I have no criticism of attachment parenting per se— but I am suspicious of following any one parenting philosophy. Now that Emmett and Simon are real and not just a theory, they are letting us now what they need and we are trying our best to listen. No they don’t want to co-sleep cause they wake each other up multiple times per night. They like to be carried in carriers so they can kick their feet and see the world from our vantage point. They become their own people so fast. Already I see their willfulness. They giggle, squeal, complain, slobber on our cheeks, chew on everything, look into our eyes, become fascinated by objects, touch things and snuggle their heads into our necks. I am amazed by all the ways they connect with us. We parent them based on who they are and what they need and want.

I don’t think one parenting philosophy can truly encompass the nuanced uniqueness of every kid.  They just provide a compass.

Not only am I tasked with clothing and feeding these children, I also need to teach them how to navigate life, how to be kind and how to pursue their dreams. Jason and I will be their window to the world and that is quite an awesome responsibility.
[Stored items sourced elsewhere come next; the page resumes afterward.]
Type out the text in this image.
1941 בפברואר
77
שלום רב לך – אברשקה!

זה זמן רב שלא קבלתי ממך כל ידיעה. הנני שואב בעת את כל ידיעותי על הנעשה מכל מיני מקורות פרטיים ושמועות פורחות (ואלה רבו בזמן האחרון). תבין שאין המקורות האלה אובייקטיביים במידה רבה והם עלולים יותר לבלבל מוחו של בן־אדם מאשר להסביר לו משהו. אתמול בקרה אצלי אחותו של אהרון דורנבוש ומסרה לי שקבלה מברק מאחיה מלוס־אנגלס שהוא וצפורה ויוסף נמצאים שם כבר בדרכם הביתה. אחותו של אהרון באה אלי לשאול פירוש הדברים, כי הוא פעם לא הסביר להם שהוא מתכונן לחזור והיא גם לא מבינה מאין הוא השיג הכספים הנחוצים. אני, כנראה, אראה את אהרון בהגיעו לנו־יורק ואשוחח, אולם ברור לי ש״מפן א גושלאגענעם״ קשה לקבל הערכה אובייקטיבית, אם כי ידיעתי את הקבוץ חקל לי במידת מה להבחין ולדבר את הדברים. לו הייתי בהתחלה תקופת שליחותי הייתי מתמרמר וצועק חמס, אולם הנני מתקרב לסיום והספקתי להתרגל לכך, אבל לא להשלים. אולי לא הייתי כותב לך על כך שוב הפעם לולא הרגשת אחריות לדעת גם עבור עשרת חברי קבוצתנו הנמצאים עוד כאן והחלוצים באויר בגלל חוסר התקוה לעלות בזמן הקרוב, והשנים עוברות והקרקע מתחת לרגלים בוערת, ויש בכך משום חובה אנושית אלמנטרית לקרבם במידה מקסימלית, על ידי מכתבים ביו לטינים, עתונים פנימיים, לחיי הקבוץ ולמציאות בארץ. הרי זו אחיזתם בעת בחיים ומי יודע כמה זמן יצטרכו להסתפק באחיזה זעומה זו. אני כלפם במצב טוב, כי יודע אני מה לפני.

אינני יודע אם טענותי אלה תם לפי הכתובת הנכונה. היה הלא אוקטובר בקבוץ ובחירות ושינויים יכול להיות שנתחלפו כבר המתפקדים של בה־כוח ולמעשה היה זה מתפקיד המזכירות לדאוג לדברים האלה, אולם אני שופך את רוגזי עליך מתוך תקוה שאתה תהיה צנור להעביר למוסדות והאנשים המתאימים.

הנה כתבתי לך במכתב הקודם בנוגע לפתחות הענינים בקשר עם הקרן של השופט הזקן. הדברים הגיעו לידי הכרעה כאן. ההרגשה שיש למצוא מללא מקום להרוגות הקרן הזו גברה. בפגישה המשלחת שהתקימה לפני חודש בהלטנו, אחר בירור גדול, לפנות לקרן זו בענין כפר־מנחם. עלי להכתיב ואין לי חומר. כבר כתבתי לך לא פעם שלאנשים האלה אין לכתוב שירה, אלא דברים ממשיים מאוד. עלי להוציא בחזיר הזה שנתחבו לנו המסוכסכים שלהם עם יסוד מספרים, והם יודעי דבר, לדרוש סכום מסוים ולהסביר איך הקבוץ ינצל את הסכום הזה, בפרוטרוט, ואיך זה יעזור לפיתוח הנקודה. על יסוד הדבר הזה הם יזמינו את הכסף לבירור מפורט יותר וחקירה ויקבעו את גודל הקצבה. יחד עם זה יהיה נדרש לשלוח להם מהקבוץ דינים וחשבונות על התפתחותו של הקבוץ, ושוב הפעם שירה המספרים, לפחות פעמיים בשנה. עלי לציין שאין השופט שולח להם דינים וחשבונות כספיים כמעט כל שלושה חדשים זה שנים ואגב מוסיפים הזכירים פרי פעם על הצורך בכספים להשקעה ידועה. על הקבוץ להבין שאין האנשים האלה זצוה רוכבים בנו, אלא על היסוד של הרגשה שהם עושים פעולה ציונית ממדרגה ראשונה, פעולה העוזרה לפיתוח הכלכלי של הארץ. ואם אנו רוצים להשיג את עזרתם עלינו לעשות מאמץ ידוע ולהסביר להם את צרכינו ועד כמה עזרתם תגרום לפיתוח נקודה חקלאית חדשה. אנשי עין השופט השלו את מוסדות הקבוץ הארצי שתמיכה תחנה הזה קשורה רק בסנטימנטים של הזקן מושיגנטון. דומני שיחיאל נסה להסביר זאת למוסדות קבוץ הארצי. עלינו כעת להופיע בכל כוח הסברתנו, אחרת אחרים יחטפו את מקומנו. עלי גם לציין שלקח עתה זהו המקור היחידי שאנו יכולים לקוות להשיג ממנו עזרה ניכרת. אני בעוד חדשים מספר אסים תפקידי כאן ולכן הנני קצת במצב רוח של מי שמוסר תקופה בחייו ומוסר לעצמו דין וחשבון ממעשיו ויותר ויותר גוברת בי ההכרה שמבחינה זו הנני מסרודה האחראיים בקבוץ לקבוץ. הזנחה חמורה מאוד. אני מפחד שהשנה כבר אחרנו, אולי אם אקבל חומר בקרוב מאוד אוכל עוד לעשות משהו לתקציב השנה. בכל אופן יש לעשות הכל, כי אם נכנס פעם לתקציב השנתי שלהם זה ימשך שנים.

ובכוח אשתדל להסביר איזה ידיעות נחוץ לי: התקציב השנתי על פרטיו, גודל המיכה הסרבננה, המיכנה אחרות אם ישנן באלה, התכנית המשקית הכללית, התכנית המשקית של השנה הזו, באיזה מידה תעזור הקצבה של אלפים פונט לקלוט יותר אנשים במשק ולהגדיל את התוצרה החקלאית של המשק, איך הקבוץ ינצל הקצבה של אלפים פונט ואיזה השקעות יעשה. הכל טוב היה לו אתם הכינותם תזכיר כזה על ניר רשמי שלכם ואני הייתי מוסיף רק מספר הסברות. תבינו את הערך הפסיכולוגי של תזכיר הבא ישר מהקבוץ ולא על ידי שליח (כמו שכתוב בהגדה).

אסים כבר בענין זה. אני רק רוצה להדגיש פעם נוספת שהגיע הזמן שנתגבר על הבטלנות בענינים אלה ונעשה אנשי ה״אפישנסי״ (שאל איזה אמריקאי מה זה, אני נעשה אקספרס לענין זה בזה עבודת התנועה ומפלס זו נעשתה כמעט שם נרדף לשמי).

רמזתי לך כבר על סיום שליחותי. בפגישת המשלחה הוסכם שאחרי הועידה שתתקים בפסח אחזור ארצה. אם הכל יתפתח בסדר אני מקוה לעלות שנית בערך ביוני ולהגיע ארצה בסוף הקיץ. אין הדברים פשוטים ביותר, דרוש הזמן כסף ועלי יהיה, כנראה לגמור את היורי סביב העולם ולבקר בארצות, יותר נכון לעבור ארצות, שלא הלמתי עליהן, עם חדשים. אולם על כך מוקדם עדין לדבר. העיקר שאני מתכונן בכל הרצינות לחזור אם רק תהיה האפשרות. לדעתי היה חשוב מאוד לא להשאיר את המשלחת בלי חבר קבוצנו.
As I watch many of my urban creative friends start families I am awestruck by how they continue to prioritize their artistic careers. Be it writing, music, film or visual arts – they haven’t traded it all in yet for the burbs and an office job. Although according to Doug Holyday, the Deputy Mayor of Toronto, it is not safe to raise children in the city. I wonder if we can continue to pursue our interests while giving our kids a stable life. Is it okay to be a parent and grown up and not have it all quite figured out yet?

I do know that kids are mind-bogglingly perceptive and astute. The only way we can truly teach them to always be true to them selves and follow their dreams is to lead by example.

So with all that in mind, I look forward to many family art projects and adventures.